Posted to solr-user@lucene.apache.org by deepak agrawal <dk...@gmail.com> on 2010/01/15 11:45:40 UTC
Problem with text field in Solr
HI,
I am using Solr in which I have BODY field as text.
But when i am searching with BODY having word like *aviation*
when i am Searching *BODY:avia** (aviation is coming)
when i am Searching *BODY:aviat** (aviation is coming)
when i am searching *BODY:aviati** (aviation is not coming)
when i am searching *BODY:aviatio** (aviation is not coming)
when i am searching *BODY:aviation** (aviation is not coming)
Please help me how can i search these type of world with (*aviati*,**
aviatio*,**aviation**)
Below is the detail of How we are using BODY with Text.
*<field name="BODY" type="text" indexed="true" stored="true"
multiValued="true" termVectors="true"/>*
<fieldType name="text" class="solr.TextField" positionIncrementGap="100">
<analyzer type="index">
<tokenizer class="solr.WhitespaceTokenizerFactory"/>
<!-- in this example, we will only use synonyms at query time
<filter class="solr.SynonymFilterFactory"
synonyms="index_synonyms.txt" ignoreCase="true" expand="false"/>
-->
<!-- Case insensitive stop word removal.
enablePositionIncrements=true ensures that a 'gap' is left to
allow for accurate phrase queries.
-->
<filter class="solr.StopFilterFactory"
ignoreCase="true"
words="stopwords.txt"
enablePositionIncrements="true"
/>
<filter class="solr.WordDelimiterFilterFactory"
generateWordParts="1" generateNumberParts="1" catenateWords="1"
catenateNumbers="1" catenateAll="0" splitOnCaseChange="1"/>
<filter class="solr.LowerCaseFilterFactory"/>
<filter class="solr.EnglishPorterFilterFactory"
protected="protwords.txt"/>
<filter class="solr.RemoveDuplicatesTokenFilterFactory"/>
</analyzer>
<analyzer type="query">
<tokenizer class="solr.WhitespaceTokenizerFactory"/>
<filter class="solr.SynonymFilterFactory" synonyms="synonyms.txt"
ignoreCase="true" expand="true"/>
<filter class="solr.StopFilterFactory" ignoreCase="true"
words="stopwords.txt"/>
<filter class="solr.WordDelimiterFilterFactory"
generateWordParts="1" generateNumberParts="1" catenateWords="0"
catenateNumbers="0" catenateAll="0" splitOnCaseChange="1"/>
<filter class="solr.LowerCaseFilterFactory"/>
<filter class="solr.EnglishPorterFilterFactory"
protected="protwords.txt"/>
<filter class="solr.RemoveDuplicatesTokenFilterFactory"/>
</analyzer>
</fieldType>
--
DEEPAK AGRAWAL
+91-9379433455
GOOD LUCK.....
Re: Problem with text field in Solr
Posted by MitchK <mi...@web.de>.
What is analysis.jsp showing to you, when you query the words?
Due to stemming the input, there could be the mistake.
What happens, if you search for "aviation" without wildcards?
--
View this message in context: http://old.nabble.com/Problem-with-text-field-in-Solr-tp27175346p27175827.html
Sent from the Solr - User mailing list archive at Nabble.com.
Re: Problem with text field in Solr
Posted by Sven Maurmann <sv...@kippdata.de>.
Hi,
from a first glance on your configuration it appears that run run
into the
following:
You use a wildcard query to query a stemmed term (aviation becomes
aviat)
in the index.
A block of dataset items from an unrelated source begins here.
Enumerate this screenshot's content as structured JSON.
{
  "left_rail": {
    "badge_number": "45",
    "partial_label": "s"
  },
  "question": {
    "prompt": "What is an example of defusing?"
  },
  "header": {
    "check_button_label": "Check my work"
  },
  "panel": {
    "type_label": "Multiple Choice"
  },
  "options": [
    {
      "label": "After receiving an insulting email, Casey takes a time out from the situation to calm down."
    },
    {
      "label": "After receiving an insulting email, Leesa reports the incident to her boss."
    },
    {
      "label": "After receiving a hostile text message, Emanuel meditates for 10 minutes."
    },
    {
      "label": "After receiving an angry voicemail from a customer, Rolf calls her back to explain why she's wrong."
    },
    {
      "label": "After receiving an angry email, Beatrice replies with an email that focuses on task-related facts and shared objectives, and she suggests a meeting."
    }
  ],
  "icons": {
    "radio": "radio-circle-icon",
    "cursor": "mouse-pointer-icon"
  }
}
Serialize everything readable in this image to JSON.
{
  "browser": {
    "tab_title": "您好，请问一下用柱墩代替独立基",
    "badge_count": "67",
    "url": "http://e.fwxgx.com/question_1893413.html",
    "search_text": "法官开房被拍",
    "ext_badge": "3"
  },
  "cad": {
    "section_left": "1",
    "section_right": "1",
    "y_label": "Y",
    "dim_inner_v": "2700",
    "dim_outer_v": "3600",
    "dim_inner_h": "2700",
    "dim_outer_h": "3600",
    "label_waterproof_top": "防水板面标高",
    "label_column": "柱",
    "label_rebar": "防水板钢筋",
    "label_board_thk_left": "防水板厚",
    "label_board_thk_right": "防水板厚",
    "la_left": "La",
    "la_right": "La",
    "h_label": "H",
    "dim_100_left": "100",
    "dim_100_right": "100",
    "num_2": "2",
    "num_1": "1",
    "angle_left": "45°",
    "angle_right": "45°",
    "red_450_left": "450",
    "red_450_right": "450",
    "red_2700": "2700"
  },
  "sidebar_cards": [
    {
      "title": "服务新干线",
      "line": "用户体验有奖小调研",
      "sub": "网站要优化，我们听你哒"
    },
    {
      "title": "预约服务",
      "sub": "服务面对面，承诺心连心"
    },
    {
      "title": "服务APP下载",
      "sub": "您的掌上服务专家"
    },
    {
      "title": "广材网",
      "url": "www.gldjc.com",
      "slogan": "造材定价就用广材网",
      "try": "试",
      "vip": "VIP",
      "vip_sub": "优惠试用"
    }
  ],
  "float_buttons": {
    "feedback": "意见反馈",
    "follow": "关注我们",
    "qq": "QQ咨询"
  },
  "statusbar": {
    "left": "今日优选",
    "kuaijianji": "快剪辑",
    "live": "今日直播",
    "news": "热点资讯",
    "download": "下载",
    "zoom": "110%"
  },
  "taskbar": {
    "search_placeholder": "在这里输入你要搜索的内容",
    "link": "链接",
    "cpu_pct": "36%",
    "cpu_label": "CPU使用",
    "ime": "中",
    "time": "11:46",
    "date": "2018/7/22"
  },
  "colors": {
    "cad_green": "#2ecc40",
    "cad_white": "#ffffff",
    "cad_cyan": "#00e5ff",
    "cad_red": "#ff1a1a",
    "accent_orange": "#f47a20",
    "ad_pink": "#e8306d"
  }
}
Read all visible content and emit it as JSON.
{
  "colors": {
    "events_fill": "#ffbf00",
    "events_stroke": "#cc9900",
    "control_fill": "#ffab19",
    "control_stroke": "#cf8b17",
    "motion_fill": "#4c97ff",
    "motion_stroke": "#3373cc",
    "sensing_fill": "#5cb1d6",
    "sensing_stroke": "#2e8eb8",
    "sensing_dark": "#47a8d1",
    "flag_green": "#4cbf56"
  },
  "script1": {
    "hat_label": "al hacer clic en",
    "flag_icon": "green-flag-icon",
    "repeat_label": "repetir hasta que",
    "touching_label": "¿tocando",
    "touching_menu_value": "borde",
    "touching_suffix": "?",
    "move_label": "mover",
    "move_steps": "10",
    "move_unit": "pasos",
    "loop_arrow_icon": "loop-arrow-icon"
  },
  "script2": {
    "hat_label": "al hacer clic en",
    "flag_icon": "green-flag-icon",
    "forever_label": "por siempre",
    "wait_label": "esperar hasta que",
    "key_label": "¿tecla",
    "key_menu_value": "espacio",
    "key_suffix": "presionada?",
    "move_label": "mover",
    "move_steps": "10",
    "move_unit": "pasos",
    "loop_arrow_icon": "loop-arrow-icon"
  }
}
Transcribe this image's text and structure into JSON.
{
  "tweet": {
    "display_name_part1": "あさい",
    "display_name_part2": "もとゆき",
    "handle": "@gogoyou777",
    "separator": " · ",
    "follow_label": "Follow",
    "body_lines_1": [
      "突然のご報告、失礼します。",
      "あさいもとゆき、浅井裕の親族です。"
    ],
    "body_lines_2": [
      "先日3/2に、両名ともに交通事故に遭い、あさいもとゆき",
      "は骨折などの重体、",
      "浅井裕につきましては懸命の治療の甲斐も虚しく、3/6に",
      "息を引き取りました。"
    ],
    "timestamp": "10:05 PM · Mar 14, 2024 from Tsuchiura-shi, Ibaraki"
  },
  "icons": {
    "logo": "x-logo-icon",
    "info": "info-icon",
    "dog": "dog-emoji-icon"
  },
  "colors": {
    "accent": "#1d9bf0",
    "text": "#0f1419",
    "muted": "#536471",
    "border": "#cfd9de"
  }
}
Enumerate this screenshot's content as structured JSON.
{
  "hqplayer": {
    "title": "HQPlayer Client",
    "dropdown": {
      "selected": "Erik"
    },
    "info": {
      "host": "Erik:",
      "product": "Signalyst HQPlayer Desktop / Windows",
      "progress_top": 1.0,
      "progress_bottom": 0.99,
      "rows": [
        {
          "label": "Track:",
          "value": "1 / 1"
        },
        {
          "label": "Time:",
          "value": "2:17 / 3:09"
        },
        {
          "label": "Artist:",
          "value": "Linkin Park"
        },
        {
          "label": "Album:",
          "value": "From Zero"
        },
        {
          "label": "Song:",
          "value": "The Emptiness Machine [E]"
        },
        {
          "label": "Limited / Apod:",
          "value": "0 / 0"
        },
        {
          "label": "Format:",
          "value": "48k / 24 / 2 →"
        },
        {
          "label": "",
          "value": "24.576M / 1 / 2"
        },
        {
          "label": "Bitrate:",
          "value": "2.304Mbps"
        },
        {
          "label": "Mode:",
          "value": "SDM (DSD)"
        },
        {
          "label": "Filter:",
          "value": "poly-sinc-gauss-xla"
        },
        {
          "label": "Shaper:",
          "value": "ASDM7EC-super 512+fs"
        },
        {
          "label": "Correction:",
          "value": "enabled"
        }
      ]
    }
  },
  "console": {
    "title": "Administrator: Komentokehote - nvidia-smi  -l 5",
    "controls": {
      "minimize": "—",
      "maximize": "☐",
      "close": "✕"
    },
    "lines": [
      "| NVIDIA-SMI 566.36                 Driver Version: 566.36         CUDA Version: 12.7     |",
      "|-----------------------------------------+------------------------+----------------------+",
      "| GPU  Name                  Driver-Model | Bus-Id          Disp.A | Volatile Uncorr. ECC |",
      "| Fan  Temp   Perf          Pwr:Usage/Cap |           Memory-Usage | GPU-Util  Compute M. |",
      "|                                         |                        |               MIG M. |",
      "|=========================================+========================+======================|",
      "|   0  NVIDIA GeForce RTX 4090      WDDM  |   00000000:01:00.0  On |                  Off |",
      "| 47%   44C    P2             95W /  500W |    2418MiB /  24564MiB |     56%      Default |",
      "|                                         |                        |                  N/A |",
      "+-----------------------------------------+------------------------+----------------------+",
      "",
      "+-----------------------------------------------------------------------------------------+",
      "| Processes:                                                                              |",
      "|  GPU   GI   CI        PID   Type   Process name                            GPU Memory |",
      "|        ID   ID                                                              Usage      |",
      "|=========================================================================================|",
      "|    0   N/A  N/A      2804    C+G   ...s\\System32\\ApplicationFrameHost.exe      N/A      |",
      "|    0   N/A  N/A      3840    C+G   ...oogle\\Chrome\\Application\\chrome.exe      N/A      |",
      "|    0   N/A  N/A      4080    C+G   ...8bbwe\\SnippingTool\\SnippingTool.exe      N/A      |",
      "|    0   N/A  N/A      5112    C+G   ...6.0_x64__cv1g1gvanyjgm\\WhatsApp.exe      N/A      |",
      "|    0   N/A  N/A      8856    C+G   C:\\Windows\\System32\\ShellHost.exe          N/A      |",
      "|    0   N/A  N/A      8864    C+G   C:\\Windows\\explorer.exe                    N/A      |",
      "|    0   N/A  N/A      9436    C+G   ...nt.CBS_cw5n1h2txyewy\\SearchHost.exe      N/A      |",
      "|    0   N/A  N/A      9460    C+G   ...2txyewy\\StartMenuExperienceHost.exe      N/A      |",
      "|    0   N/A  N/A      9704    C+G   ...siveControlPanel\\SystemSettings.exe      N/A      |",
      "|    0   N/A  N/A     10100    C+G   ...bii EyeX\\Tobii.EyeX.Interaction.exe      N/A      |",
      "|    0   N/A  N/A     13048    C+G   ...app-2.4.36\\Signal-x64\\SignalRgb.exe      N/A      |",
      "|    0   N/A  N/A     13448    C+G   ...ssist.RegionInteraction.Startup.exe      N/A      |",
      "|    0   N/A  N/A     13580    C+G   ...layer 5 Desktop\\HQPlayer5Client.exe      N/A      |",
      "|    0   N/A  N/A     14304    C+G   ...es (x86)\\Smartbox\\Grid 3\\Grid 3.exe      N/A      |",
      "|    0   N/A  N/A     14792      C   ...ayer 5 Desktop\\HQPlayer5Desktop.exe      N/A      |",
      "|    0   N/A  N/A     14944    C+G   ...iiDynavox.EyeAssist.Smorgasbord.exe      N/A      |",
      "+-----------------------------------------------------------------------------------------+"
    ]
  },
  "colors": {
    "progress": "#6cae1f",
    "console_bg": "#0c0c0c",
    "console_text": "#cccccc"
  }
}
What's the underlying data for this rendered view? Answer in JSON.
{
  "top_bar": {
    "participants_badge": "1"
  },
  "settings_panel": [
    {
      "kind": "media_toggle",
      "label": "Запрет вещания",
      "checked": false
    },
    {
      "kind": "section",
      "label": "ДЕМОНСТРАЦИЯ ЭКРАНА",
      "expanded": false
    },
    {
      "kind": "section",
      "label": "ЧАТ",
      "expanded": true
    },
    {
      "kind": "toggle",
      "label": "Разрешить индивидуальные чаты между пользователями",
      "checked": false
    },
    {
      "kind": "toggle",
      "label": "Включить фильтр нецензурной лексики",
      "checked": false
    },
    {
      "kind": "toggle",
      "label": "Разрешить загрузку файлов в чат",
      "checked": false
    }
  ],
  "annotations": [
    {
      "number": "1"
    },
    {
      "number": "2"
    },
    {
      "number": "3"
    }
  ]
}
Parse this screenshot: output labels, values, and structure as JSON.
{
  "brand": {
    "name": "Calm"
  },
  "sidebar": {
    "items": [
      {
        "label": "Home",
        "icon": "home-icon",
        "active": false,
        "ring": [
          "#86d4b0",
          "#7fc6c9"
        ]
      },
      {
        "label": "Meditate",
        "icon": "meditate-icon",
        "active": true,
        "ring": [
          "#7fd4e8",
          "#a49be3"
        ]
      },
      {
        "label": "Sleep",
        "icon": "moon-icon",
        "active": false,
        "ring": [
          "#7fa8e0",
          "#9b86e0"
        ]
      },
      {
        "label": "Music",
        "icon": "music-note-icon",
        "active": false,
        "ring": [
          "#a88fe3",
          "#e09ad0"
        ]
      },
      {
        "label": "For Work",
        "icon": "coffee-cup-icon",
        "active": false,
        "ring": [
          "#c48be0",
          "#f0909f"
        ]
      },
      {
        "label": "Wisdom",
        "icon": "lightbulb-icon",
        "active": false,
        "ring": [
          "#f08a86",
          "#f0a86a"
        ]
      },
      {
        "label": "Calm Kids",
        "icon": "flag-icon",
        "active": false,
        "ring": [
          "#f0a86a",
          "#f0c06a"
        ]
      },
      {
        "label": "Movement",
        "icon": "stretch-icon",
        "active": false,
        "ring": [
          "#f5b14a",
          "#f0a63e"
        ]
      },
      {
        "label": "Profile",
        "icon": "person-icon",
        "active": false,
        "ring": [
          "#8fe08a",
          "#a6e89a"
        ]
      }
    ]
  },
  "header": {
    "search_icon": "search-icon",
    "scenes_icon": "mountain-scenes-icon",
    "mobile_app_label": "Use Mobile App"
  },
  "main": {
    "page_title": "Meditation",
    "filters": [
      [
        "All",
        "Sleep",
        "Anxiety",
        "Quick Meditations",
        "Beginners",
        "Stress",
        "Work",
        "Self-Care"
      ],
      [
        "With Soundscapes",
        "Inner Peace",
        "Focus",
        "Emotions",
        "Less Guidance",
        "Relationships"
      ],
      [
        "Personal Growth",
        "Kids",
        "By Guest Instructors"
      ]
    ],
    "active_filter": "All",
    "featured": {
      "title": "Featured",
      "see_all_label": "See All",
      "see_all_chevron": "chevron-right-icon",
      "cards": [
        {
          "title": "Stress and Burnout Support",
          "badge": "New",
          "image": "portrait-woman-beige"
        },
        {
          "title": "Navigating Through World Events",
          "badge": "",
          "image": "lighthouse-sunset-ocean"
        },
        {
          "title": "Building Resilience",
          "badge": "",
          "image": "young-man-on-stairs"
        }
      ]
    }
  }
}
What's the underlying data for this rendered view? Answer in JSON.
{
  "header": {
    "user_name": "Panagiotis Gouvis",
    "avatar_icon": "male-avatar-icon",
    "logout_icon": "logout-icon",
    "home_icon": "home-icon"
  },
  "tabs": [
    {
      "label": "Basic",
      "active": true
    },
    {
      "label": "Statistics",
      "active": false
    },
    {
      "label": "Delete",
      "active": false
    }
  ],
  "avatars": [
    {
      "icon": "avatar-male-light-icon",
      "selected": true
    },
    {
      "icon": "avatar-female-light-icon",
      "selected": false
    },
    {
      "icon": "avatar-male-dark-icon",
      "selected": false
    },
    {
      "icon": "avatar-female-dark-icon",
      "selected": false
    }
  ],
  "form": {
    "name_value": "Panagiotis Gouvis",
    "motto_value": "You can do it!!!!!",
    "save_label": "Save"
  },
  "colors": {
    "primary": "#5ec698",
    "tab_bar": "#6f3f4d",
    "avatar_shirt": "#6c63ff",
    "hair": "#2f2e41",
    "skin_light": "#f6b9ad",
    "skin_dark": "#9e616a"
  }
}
Now if you provide a wildcard query with the trailing
asterisk as the only wildcard, this wildcard query is rewritten as a
prefix query, which is not (!) stemmed.
Therefore everything seems to be fine for your first two examples (as
avia
and aviat are both prefixes of the stemmed aviation), but the
remaining
three queries try to match the prefixes aviati, aviatio and aviation
against
the stemm aviat of aviation - and fail.
You may want to consult either the Lucene documentation (on the
QueryParser
for example) of the appropriate chapters in the excellent book Lucene
in
Action (LIA) by Hatcher and Gospodnetic.
Hope that helps.
Sven
--On Friday, January 15, 2010 04:15:40 PM +0530 deepak agrawal
<dk...@gmail.com> wrote:
> HI,
>
> I am using Solr in which I have BODY field as text.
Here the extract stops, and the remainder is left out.